Tout poète le sait, il est extrêmement difficile d’écrire en vers rimés sans commettre de lourdeurs ou sans brouiller l’esthétique d’un poème. Cependant, ce texte que nous a envoyé Gavroche, traite d’un sujet original, en y mêlant sans peine une élocution élégante et légère, que l’on suit avec plaisir…
Le limon
Aux confins de l’étang d’un bleu tonitruant,
Se dandine une brise de limon gluant.
C’est une algue grise, sur les rivages humides
Qui appâte la ferveur des poissons timides.
Le plongeur démasqué rie de leur veulerie
Quand, tous petits, ils sortent de leur sablerie !
Aux confins de l’étang d’un bleu tonitruant,
On se bat dans la flore d’un limon gluant.
Et le plus fiévreux des poissons s’échoue et meurt.
Son corps si fin laisse une douleur sans humeur.
Non ! Ne pleurez pas, songez aux airs mélodieux.
C’était une perle de sable dans vos yeux.
Ses compagnons l’oublient, radieux et sans adieux.
C’était une perle de sable dans vos yeux.
Aux confins de l’étang d’un bleu tonitruant,
La mort vient dans la faune d’un limon puant.

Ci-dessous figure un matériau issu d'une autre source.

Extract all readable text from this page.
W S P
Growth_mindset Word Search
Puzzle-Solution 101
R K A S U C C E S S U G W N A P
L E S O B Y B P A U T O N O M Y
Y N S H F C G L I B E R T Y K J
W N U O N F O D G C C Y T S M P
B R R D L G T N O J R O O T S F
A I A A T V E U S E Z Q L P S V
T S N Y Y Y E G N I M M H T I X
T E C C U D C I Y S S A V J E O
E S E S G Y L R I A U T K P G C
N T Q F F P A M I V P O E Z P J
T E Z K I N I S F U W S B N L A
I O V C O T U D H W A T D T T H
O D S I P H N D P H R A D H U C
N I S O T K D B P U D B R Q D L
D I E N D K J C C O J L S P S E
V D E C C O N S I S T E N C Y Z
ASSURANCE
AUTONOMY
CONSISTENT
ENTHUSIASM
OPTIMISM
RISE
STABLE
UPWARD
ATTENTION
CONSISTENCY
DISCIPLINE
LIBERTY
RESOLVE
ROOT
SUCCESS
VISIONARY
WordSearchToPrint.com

Et la troupe, transie par la fraicheur des eaux,
Ballote ses écailles mièvres dans les flots.
L’étang se vide, seuls subsistent les roseaux,
Et la faune tombe de ses derniers sanglots.

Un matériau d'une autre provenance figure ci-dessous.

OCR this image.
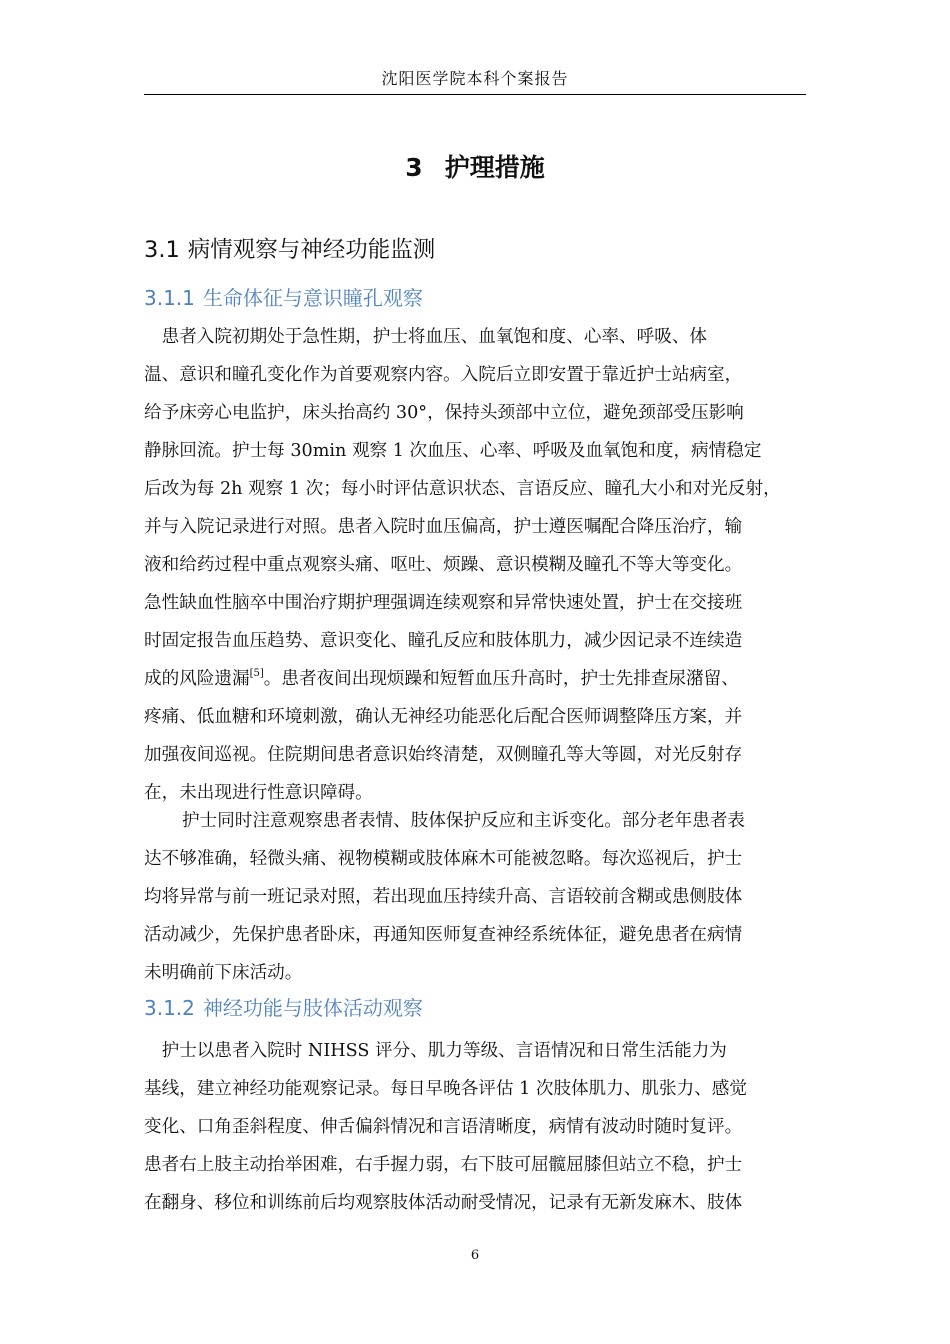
沈阳医学院本科个案报告
3 护理措施
3.1 病情观察与神经功能监测
3.1.1 生命体征与意识瞳孔观察
　患者入院初期处于急性期，护士将血压、血氧饱和度、心率、呼吸、体
温、意识和瞳孔变化作为首要观察内容。入院后立即安置于靠近护士站病室，
给予床旁心电监护，床头抬高约 30°，保持头颈部中立位，避免颈部受压影响
静脉回流。护士每 30min 观察 1 次血压、心率、呼吸及血氧饱和度，病情稳定
后改为每 2h 观察 1 次；每小时评估意识状态、言语反应、瞳孔大小和对光反射，
并与入院记录进行对照。患者入院时血压偏高，护士遵医嘱配合降压治疗，输
液和给药过程中重点观察头痛、呕吐、烦躁、意识模糊及瞳孔不等大等变化。
急性缺血性脑卒中围治疗期护理强调连续观察和异常快速处置，护士在交接班
时固定报告血压趋势、意识变化、瞳孔反应和肢体肌力，减少因记录不连续造
成的风险遗漏[5]。患者夜间出现烦躁和短暂血压升高时，护士先排查尿潴留、
疼痛、低血糖和环境刺激，确认无神经功能恶化后配合医师调整降压方案，并
加强夜间巡视。住院期间患者意识始终清楚，双侧瞳孔等大等圆，对光反射存
在，未出现进行性意识障碍。
护士同时注意观察患者表情、肢体保护反应和主诉变化。部分老年患者表
达不够准确，轻微头痛、视物模糊或肢体麻木可能被忽略。每次巡视后，护士
均将异常与前一班记录对照，若出现血压持续升高、言语较前含糊或患侧肢体
活动减少，先保护患者卧床，再通知医师复查神经系统体征，避免患者在病情
未明确前下床活动。
3.1.2 神经功能与肢体活动观察
　护士以患者入院时 NIHSS 评分、肌力等级、言语情况和日常生活能力为
基线，建立神经功能观察记录。每日早晚各评估 1 次肢体肌力、肌张力、感觉
变化、口角歪斜程度、伸舌偏斜情况和言语清晰度，病情有波动时随时复评。
患者右上肢主动抬举困难，右手握力弱，右下肢可屈髋屈膝但站立不稳，护士
在翻身、移位和训练前后均观察肢体活动耐受情况，记录有无新发麻木、肢体
6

Note de l’auteur : Le mot « humeur », dans le dixième vers, est employé au sens vieilli du terme (ici synonyme de « sang » ou de tout autre liquide organique).
Par Gavroche
Avis et critiques sont bienvenus.


Vraiment de très jolis vers, j’aime beaucoup la couleur sonore de l’étang. Félicitations Gavroche !
J’aime beaucoup ce texte, c’est vrai que le thème est original.